Hubo un silencio y una risa cómplice apenas asordinada. Uno de los presentes era oriundo de Tucumán.

—Mire que Miguelito es tucumano, señor.

—Ah, no, pero él no roba porque es mormón —aclaraba el presidente, perfectamente advertido de que en realidad el tucumano en cuestión era evangelista, no mormón.

Así pasaban los días.

Con la llegada de Mauricio Macri a la presidencia, la cocina volvió a cambiar de destino. Aunque estuviera físicamente separada de la casa, aunque entre ese mundo y el del chalet hubiera un pasillo de por medio, para la nueva familia presidencial tener gente trabajando allí todo el día era una manera de perder intimidad. Por eso, entre los trabajos para acondicionar el lugar a sus nuevos habitantes, fue programada también la mudanza de esa cocina: desde principios de 2016 está nuevamente dentro de la casa, a pedido de la primera dama –que es aficionada a cocinar y, según sus allegados, lo hace bien–, aunque sin los cocineros, para resguardar la privacidad familiar. Hoy, en la Quinta, todos los cocineros trabajan en la misma cocina, la del personal, ubicada lejos del chalet, en la zona de las oficinas, la Jefatura, el microcine. Sin embargo, los empleados de la Quinta no se resintieron por ese pedido de distancia, porque la instancia previa al blindaje de esa intimidad había sido, curiosamente, de contacto directo y fluido con la familia presidencial. Apenas llegaron a la Residencia, mientras el chalet estaba en obras, los Macri se refugiaron en la casa de huéspedes (la misma en la que se realizó la cena del programa televisivo de Mirtha Legrand con Macri y la primera dama, en 2017).

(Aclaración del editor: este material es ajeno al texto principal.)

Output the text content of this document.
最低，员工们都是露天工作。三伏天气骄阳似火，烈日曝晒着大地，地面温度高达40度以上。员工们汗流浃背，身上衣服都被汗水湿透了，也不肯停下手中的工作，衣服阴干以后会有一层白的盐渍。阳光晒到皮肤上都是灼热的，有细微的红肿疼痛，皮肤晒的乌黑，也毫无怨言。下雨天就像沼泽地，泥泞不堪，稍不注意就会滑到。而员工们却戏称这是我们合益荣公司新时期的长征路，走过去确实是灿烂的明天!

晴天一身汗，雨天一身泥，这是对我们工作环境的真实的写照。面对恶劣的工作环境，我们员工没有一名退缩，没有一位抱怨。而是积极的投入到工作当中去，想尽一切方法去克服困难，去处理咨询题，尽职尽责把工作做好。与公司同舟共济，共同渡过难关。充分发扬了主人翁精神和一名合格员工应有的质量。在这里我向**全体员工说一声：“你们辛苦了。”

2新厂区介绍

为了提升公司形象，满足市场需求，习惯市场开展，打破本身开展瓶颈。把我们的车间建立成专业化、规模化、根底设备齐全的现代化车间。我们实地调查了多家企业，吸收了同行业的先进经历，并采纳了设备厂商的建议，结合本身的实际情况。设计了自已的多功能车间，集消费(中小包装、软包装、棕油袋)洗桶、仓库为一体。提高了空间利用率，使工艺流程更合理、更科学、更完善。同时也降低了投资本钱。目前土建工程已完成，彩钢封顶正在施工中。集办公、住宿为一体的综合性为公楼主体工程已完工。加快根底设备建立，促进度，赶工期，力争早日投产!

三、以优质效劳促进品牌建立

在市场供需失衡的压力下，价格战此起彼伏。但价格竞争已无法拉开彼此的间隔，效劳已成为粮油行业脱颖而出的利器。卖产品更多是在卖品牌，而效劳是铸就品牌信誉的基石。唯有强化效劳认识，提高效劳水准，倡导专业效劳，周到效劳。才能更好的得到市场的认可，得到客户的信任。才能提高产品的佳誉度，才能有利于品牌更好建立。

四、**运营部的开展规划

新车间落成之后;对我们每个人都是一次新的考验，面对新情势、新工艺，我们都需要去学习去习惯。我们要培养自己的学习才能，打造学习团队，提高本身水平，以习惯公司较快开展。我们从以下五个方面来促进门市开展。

Fueron sólo algunas semanas, pero de esa época los empleados atesoraron como señales pequeños hechos cotidianos: poder entrar al lugar para reparar algo, aun cuando la casa no estuviera vacía, y saludar a la familia del Presidente sin recibir silencio a cambio. Entre los que mantienen en funcionamiento la Quinta desde hace años, hay quienes aseguran que con la familia Kirchner no pasaba lo mismo”.

Extracto del libro "Olivos" de Soledad Vallejos (Sudamericana)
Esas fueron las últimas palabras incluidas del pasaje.